Platform symbols now keep a reference to the file ident of the
symbol file that defined them, so we can show the symbols's source
in the Info panel.
These changes altered the behavior of test 2008-address-changes,
which includes some tests on external addresses that are close to
labeled internal addresses. The previous behavior essentially
treated user labels as being 3 bytes wide and extending outside the
file bounds, which was mildly convenient on occasion but felt a
little skanky. (We could do with a way to define external symbols
relative to internal symbols, for things like the source address of
code that gets relocated.)
Also, re-enabled some unit tests.
Also, added a bit of identifying stuff to CrashLog.txt.
The functions started by trying to pad a column out to a width,
then changed to pad things to a certain length. What they really
should be doing is padding the start of an entry to a specified
column. This is much more natural and avoids a trim operation.
The only change to the output is to ORG statements from the HTML
exporter, which are now formatted correctly.
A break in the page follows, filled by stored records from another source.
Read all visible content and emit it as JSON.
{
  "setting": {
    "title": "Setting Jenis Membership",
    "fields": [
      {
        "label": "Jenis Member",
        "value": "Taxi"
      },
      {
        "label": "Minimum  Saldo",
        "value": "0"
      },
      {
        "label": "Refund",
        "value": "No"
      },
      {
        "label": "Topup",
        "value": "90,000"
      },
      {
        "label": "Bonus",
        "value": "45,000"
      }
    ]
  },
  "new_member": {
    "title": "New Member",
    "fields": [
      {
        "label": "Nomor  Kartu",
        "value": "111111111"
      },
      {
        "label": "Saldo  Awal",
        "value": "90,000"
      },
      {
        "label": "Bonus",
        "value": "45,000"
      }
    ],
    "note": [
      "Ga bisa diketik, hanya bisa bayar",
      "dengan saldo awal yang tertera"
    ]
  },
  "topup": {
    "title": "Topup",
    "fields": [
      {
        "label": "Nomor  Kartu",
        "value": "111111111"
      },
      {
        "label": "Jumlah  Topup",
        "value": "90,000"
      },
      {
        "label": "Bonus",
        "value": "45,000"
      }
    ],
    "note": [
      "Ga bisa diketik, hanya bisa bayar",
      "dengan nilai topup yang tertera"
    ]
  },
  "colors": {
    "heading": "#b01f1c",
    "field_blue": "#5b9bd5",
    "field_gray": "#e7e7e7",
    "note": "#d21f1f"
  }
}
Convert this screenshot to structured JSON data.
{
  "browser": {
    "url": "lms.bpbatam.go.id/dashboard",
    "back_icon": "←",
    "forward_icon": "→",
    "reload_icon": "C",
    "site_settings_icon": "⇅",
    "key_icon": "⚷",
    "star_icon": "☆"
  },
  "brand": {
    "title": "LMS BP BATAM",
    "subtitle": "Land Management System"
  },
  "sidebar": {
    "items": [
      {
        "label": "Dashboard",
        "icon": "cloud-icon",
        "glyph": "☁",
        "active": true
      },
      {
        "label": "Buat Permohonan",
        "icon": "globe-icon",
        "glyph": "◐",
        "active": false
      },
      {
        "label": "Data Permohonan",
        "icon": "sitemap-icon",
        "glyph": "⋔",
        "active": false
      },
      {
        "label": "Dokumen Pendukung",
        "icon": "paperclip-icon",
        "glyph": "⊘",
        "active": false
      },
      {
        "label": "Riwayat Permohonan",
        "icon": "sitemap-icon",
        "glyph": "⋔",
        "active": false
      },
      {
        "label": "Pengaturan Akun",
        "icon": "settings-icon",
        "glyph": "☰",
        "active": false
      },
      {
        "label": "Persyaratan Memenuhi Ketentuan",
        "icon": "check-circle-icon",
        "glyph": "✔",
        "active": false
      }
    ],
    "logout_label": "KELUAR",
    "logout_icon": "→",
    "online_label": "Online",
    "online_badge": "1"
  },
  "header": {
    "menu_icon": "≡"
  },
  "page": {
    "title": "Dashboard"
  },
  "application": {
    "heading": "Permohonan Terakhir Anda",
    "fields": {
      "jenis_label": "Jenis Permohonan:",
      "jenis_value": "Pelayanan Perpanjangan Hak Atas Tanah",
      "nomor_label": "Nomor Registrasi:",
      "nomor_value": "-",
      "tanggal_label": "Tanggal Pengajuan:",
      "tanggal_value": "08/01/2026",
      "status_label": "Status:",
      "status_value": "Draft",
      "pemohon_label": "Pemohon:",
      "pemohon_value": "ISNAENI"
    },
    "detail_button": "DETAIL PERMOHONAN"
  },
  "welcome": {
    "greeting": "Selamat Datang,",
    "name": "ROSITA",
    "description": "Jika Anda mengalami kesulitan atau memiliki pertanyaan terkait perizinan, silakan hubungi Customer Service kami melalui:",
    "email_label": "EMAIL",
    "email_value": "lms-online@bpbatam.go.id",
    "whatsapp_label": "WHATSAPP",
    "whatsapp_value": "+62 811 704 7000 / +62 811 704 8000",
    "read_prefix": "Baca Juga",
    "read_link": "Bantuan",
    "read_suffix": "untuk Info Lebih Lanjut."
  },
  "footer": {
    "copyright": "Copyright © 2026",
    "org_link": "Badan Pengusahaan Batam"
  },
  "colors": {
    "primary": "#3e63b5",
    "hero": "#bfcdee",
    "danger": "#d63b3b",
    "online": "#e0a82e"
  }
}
We weren't escaping '<', '>', and '&', which caused browsers to get
very confused. Browsers seem to prefer <PRE> to <CODE> for long
blocks of text, so switch to that.
Also, added support for putting long labels on their own lines in
the HTML output.
Also, fixed some unescaped angle brackets in the manual.
Also, tweaked the edit instruction operand a bit more.
- MakeDist now copies CommonWPF.dll.
- Spent a bunch of time tracking down a null-pointer deref that only
happened when you didn't start with a config file. Fixed.
- The NPE was causing the program to exit without any sort of useful
diagnostic, so I added an uncaught exception handler that writes
the crash to a text file in the current directory.
- Added a trace listener definition to App.config that writes log
messages to a file, but it can't generally be enabled at runtime
because you can't write files from inside the sandbox. So it's
there but commented out.
- Made the initial size of the main window a little wider.
Now preserving column widths for the three DataGrids and the main
ListView. In theory the various grids would conveniently auto-size
to the content, but in practice that doesn't work well with
virtualization.
There is, of course, no simple "the width has changed" event
provided by the control. On the plus side, you can attach a
property-change event handler to pretty much anything, so once you
know the trick it's possible to make everything work. Yay WPF.